Но сложность обстановки 1954 года заставляла их мяться. Тот же Вавилов и тот же Бочков ощущали в Москве некоторые новые веяния. Здесь уже постреляно было немало, и сейчас изыскивалось, как придать сделанному законный вид. И так создалась заминка, а значит - время для мятежников
начать свою независимую новую жизнь.
В первые же часы предстояло определиться политической линии мятежа, а значит бытию его или небытию. Повлечься ли должен был он за теми простосердечными листовками поверх газетных механических столбцов: 'Хлопцы, бейте чекистов'?
Едва выйдя из тюрьмы - и тут же силою обстоятельств, военной ли хваткой, советами ли друзей или внутренним позывом направляясь к
руководству, Капитон Иванович Кузнецов сразу, видимо, принял сторону и
понимание немногочисленных и затёртых в Кенгире ортодоксов: 'Пресечь эту
стряпню (листовки), пресечь антисоветский и контрреволюционный дух тех, кто
хочет воспользоваться нашими событиями!' (Эти выражения я цитирую по записям
другого члена Комиссии А. Ф. Макеева об узком разговоре в вещкаптёрке Петра
Акоева.
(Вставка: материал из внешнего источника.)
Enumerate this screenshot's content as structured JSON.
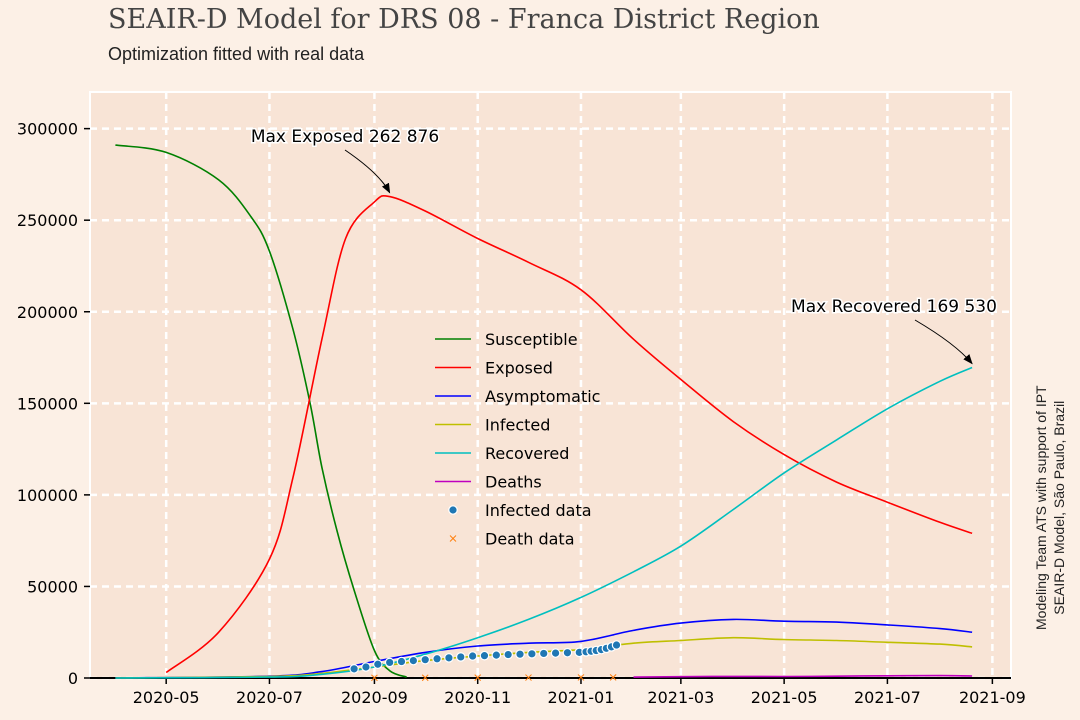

Ортодоксы кивали Кузнецову: 'Да за эти листовки нам всем начнут мотать новые сроки'.)
В первые же часы, еще ночные, обходя все бараки и до хрипоты держа там речи, а с утра потом на собрании в столовой и еще позже не раз, полковник Кузнецов, встречая настроения крайние и озлобленность жизней, настолько растоптанных, что им, кажется, уже нечего было терять, повторял и повторял, не уставая:
- Антисоветчина - была бы наша смерть. Если мы выставим сейчас антисоветские лозунги - нас подавят немедленно. Они только и ждут предлога
для подавления. При таких листовках они будут иметь полное оправдание
расстрелов. Спасение наше - в лояльности. Мы должны разговаривать с
московскими представителями как подобает советским гражданам!
И уже громче потом: 'Мы не допустим такого поведения отдельных провокаторов!' (Да впрочем, пока он те речи держал, а на вагонках громко целовались. Не очень-то в речи его и вникали.)
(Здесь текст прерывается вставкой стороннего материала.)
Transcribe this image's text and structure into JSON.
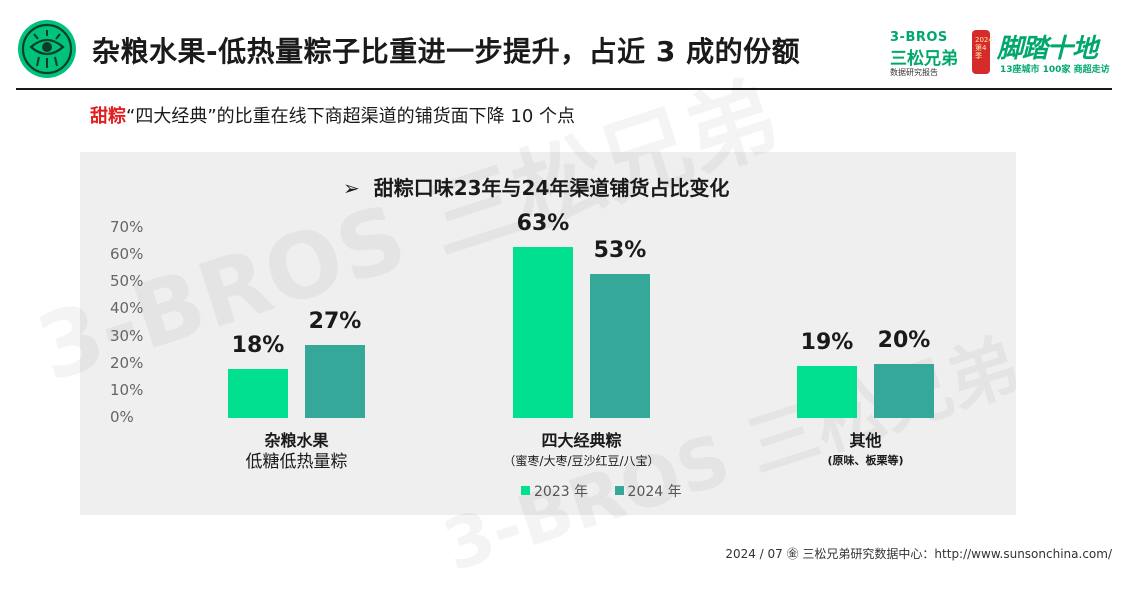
{
  "header": {
    "title": "杂粮水果-低热量粽子比重进一步提升，占近 3 成的份额",
    "brand_top": "3-BROS",
    "brand_name": "三松兄弟",
    "brand_sub": "数据研究报告",
    "lantern_text": "2024第4季",
    "slogan_main": "脚踏十地",
    "slogan_sub": "13座城市 100家 商超走访"
  },
  "subtitle": {
    "highlight": "甜粽",
    "text": "“四大经典”的比重在线下商超渠道的铺货面下降 10 个点"
  },
  "chart_data": {
    "type": "bar",
    "title": "甜粽口味23年与24年渠道铺货占比变化",
    "title_marker": "➢",
    "categories": [
      "杂粮水果",
      "四大经典粽",
      "其他"
    ],
    "category_subs": [
      "低糖低热量粽",
      "（蜜枣/大枣/豆沙红豆/八宝）",
      "(原味、板栗等)"
    ],
    "series": [
      {
        "name": "2023 年",
        "color": "#00e08f",
        "values": [
          18,
          63,
          19
        ]
      },
      {
        "name": "2024 年",
        "color": "#36a89a",
        "values": [
          27,
          53,
          20
        ]
      }
    ],
    "value_labels": [
      [
        "18%",
        "63%",
        "19%"
      ],
      [
        "27%",
        "53%",
        "20%"
      ]
    ],
    "y_ticks": [
      "70%",
      "60%",
      "50%",
      "40%",
      "30%",
      "20%",
      "10%",
      "0%"
    ],
    "ylim": [
      0,
      70
    ],
    "legend_position": "bottom-center"
  },
  "watermark": "3-BROS 三松兄弟",
  "footer": {
    "text": "2024 / 07  ㊎  三松兄弟研究数据中心：http://www.sunsonchina.com/"
  }
}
Это подобно тому, как если бы поезд вёз вас не в ту сторону, куда вы хотите, и вы решили бы соскочить с него - вам пришось бы соскакивать по
ходу, а не против. В этом инерция истории. Далеко не все хотели бы так, но
разумность такой линии была сразу понята и победила. Очень быстро по легерю
были развешаны крупные лозунги, хорошо читаемые с вышек и от вахт:
'Да здравствует Советская Конституция!'
'Да здравствует Президиум ЦК!'
'Да здравствует советская власть!'
'Требуем приезда члена ЦК и пересмотра наших дел!'
'Долой убийц-бериевцев!'
'Жёны офицеров Степлага! Вам не стыдно быть ёенами убийц?'
Хотя большинству кенгирцев было отлично ясно, что все миллионные расправы, далекие и близкие, произошли под болотным солнцем этой конституции и утверждены этим составом Политбюро, им ничего не оставалось, как писать -
да здравствует эта конституция и это Политбюро. И теперь, перечитывая
лозунги, мятежные арестанты нащупали законную твёрдость под ногами и стали
успокаиваться: движение их - не безнадёжно.
А над столовой, где только прошли выборы, поднялся видный всему посёлку флаг. Он висел потом долго: белое поле, чёрная кайма, а в середине красный санитарный крест. По международному морскому коду флаг этот значил:
'Терпим бедствие!' На борту - женщины и дети'.
В Комиссию было избрано человек двенадцать во главе с Кузнецовым. Комиссия сразу специализировалась и создала отделы:
- агитации и пропаганды (руководил им литовец Кнопкус, штрафник из Норильска после тамошнего восстания)
- быта и хозяйства
- питания
- внутренней безопасности (Глеб Слученков)
- военный и
- технический, пожалуй самый удивительный в этом лагер ном правительстве.